As a developer, ITOps, DevOps, … you should be informed of a failure before a herd of angry customers call the customer support of your company, complaining that they are losing money because your software does not work.
That’s one of the reasons why monitoring is really important. Another pretty good reason is to know when your infrastructure is on fire, but I would say that monitoring the infrastructure where your code runs it is a pretty obvious thing to do.
As we wrote about in the last post, at Stamp we have an event-driven architecture and we have quite some events flying around, we need to be sure that all the events are processed correctly.
We also take advantage of the events published to monitor features, so we can see if they are working correctly and if our customers are using them. In this way we can avoid running manual queries every few hours or to keep looking at a dashboard.
Monitoring events failures
Lots of events flying around, guess what? Sometimes those events fail, or better, the handlers handling the events fail, and the event is placed in the error queue.
When an event is placed in the error queue somebody should be informed.
As we said, our event-driven architecture uses Azure Service Bus as transport and Rebus as framework to simplify all the event-driven details.
One of the first things we did when we started building our systems was to write an Azure Function which gets the events in the error queue from Azure Service Bus. This function runs every couple of minutes and if there is any event in the queue it sends a notification to a Slack channel. After a couple of years we integrated also OpsGenie, so if there something going really wrong, we can page people.
Every event which goes through our system is also sent to Fleet Manager which allows us to retry or archive an event.
When an event is retried, it is placed back to the queue where the failure originated. All the handlers will process the event again. If one of the handlers fails, again, the event is placed in the error queue and sent to Fleet Manager.
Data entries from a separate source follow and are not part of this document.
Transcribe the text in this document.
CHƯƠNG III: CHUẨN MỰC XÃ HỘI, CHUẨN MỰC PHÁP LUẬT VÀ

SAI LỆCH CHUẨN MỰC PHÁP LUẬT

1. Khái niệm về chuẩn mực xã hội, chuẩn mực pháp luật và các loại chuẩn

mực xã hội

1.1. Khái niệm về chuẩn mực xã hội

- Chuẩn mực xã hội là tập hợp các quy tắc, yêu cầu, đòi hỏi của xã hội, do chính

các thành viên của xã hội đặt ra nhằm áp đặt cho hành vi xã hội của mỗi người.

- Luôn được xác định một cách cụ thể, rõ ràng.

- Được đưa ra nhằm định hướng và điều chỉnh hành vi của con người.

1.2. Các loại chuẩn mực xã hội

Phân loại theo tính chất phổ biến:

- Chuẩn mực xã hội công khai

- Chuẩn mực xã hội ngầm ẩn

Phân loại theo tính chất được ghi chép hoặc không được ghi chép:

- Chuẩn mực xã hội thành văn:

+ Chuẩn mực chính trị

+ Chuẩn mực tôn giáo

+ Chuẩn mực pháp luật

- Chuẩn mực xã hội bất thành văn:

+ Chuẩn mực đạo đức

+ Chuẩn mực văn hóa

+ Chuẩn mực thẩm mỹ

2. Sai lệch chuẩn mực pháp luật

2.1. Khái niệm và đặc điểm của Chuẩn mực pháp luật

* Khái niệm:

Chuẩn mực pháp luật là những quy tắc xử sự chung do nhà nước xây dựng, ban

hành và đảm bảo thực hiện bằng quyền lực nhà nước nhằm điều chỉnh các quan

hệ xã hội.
If the event is not part of some critical, high-availability, flows we can take our time to fix the problem that caused the failure and retry the event.
Pretty cool stuff, but... let’s read this phrase again “All the handlers will process the event again.”. It means that all our handlers should be idempotent. If they are not idempotent, the service which they call it should be.
Let’s make a simple example: we charge a customer when the OrderPlaced event is published. If the handler which makes the charge is not idempotent or the external Payment Gateway is not idempotent, your customer will be charged twice. Not cool.
How you ensure that your handler is idempotent it really depends on what that handler does. Maybe a topic for another post.
When we build a feature we usually have some kind of event being published because something happened in our systems.
We can use those events to keep an eye on how a feature is working, and if it’s really working.
For example, in our platform, when a customer reaches a specific level we send a notification to a Slack channel.
This notification helped us identify quite some bugs, for example when we charged a customer two times (idempotency is really important 🙃).